Regular readers of this column might recall that I covered the rise and fall of the global office space-sharing start-up in excruciating detail in the lead-up to its botched IPO in September 2019. Ten days before the IPO was abruptly yanked, I wrote that there was no way WeWork’s listing was going ahead even though the biggest global investment banks, including JP Morgan Chase and Goldman Sachs at the time, were still aggressively pushing for it to proceed. It was a daring call because the mainstream global business media was reporting that the IPO was scheduled for the following week.
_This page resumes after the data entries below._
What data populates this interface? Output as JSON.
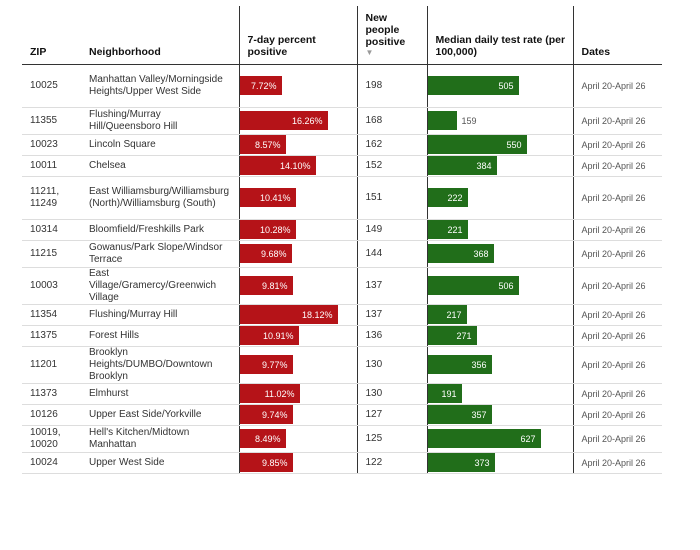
{
  "chart_data": {
    "type": "table",
    "columns": {
      "zip": "ZIP",
      "neighborhood": "Neighborhood",
      "pct_positive": "7-day percent positive",
      "new_positive": "New people positive",
      "test_rate": "Median daily test rate (per 100,000)",
      "dates": "Dates"
    },
    "sort_indicator": "▼",
    "scales": {
      "pct_max": 20,
      "rate_max": 700
    },
    "rows": [
      {
        "zip": "10025",
        "neighborhood": "Manhattan Valley/Morningside Heights/Upper West Side",
        "pct": 7.72,
        "pct_label": "7.72%",
        "new": "198",
        "rate": 505,
        "rate_label": "505",
        "dates": "April 20-April 26"
      },
      {
        "zip": "11355",
        "neighborhood": "Flushing/Murray Hill/Queensboro Hill",
        "pct": 16.26,
        "pct_label": "16.26%",
        "new": "168",
        "rate": 159,
        "rate_label": "159",
        "dates": "April 20-April 26"
      },
      {
        "zip": "10023",
        "neighborhood": "Lincoln Square",
        "pct": 8.57,
        "pct_label": "8.57%",
        "new": "162",
        "rate": 550,
        "rate_label": "550",
        "dates": "April 20-April 26"
      },
      {
        "zip": "10011",
        "neighborhood": "Chelsea",
        "pct": 14.1,
        "pct_label": "14.10%",
        "new": "152",
        "rate": 384,
        "rate_label": "384",
        "dates": "April 20-April 26"
      },
      {
        "zip": "11211, 11249",
        "neighborhood": "East Williamsburg/Williamsburg (North)/Williamsburg (South)",
        "pct": 10.41,
        "pct_label": "10.41%",
        "new": "151",
        "rate": 222,
        "rate_label": "222",
        "dates": "April 20-April 26"
      },
      {
        "zip": "10314",
        "neighborhood": "Bloomfield/Freshkills Park",
        "pct": 10.28,
        "pct_label": "10.28%",
        "new": "149",
        "rate": 221,
        "rate_label": "221",
        "dates": "April 20-April 26"
      },
      {
        "zip": "11215",
        "neighborhood": "Gowanus/Park Slope/Windsor Terrace",
        "pct": 9.68,
        "pct_label": "9.68%",
        "new": "144",
        "rate": 368,
        "rate_label": "368",
        "dates": "April 20-April 26"
      },
      {
        "zip": "10003",
        "neighborhood": "East Village/Gramercy/Greenwich Village",
        "pct": 9.81,
        "pct_label": "9.81%",
        "new": "137",
        "rate": 506,
        "rate_label": "506",
        "dates": "April 20-April 26"
      },
      {
        "zip": "11354",
        "neighborhood": "Flushing/Murray Hill",
        "pct": 18.12,
        "pct_label": "18.12%",
        "new": "137",
        "rate": 217,
        "rate_label": "217",
        "dates": "April 20-April 26"
      },
      {
        "zip": "11375",
        "neighborhood": "Forest Hills",
        "pct": 10.91,
        "pct_label": "10.91%",
        "new": "136",
        "rate": 271,
        "rate_label": "271",
        "dates": "April 20-April 26"
      },
      {
        "zip": "11201",
        "neighborhood": "Brooklyn Heights/DUMBO/Downtown Brooklyn",
        "pct": 9.77,
        "pct_label": "9.77%",
        "new": "130",
        "rate": 356,
        "rate_label": "356",
        "dates": "April 20-April 26"
      },
      {
        "zip": "11373",
        "neighborhood": "Elmhurst",
        "pct": 11.02,
        "pct_label": "11.02%",
        "new": "130",
        "rate": 191,
        "rate_label": "191",
        "dates": "April 20-April 26"
      },
      {
        "zip": "10126",
        "neighborhood": "Upper East Side/Yorkville",
        "pct": 9.74,
        "pct_label": "9.74%",
        "new": "127",
        "rate": 357,
        "rate_label": "357",
        "dates": "April 20-April 26"
      },
      {
        "zip": "10019, 10020",
        "neighborhood": "Hell's Kitchen/Midtown Manhattan",
        "pct": 8.49,
        "pct_label": "8.49%",
        "new": "125",
        "rate": 627,
        "rate_label": "627",
        "dates": "April 20-April 26"
      },
      {
        "zip": "10024",
        "neighborhood": "Upper West Side",
        "pct": 9.85,
        "pct_label": "9.85%",
        "new": "122",
        "rate": 373,
        "rate_label": "373",
        "dates": "April 20-April 26"
      }
    ]
  },
  "colors": {
    "positive_bar": "#b51318",
    "rate_bar": "#216e1a"
  }
}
Quick. Can you name the hottest meme stock traders on Reddit’s WallStreetBets forum are crazy about right now? If all you can come up with is gaming merchandise retailer GameStop, or movie theatre chain AMC Entertainment, you are probably still focused on the January 2021 mania. You are close if you said the bankrupt trucking firm Yellow Corp or Tupperware Brands Corp are the new Kings of meme. The hottest meme stock right now is WeWork, the controversial office space firm and once the poster child of Silicon Valley.
Shares of WeWork fell to just 12.5 US cents on Aug 9 only to soar to 29.5 US cents, or 134% gain, during the next trading day on trading volumes over 13 times the stock’s normal daily turnover. And it has been a roller coaster of a week. On Aug 16, WeWork stock closed at 15 US cents. WeWork is a meme stock now, and every young trader is chasing it because, by its own admission, the firm is staring at imminent bankruptcy.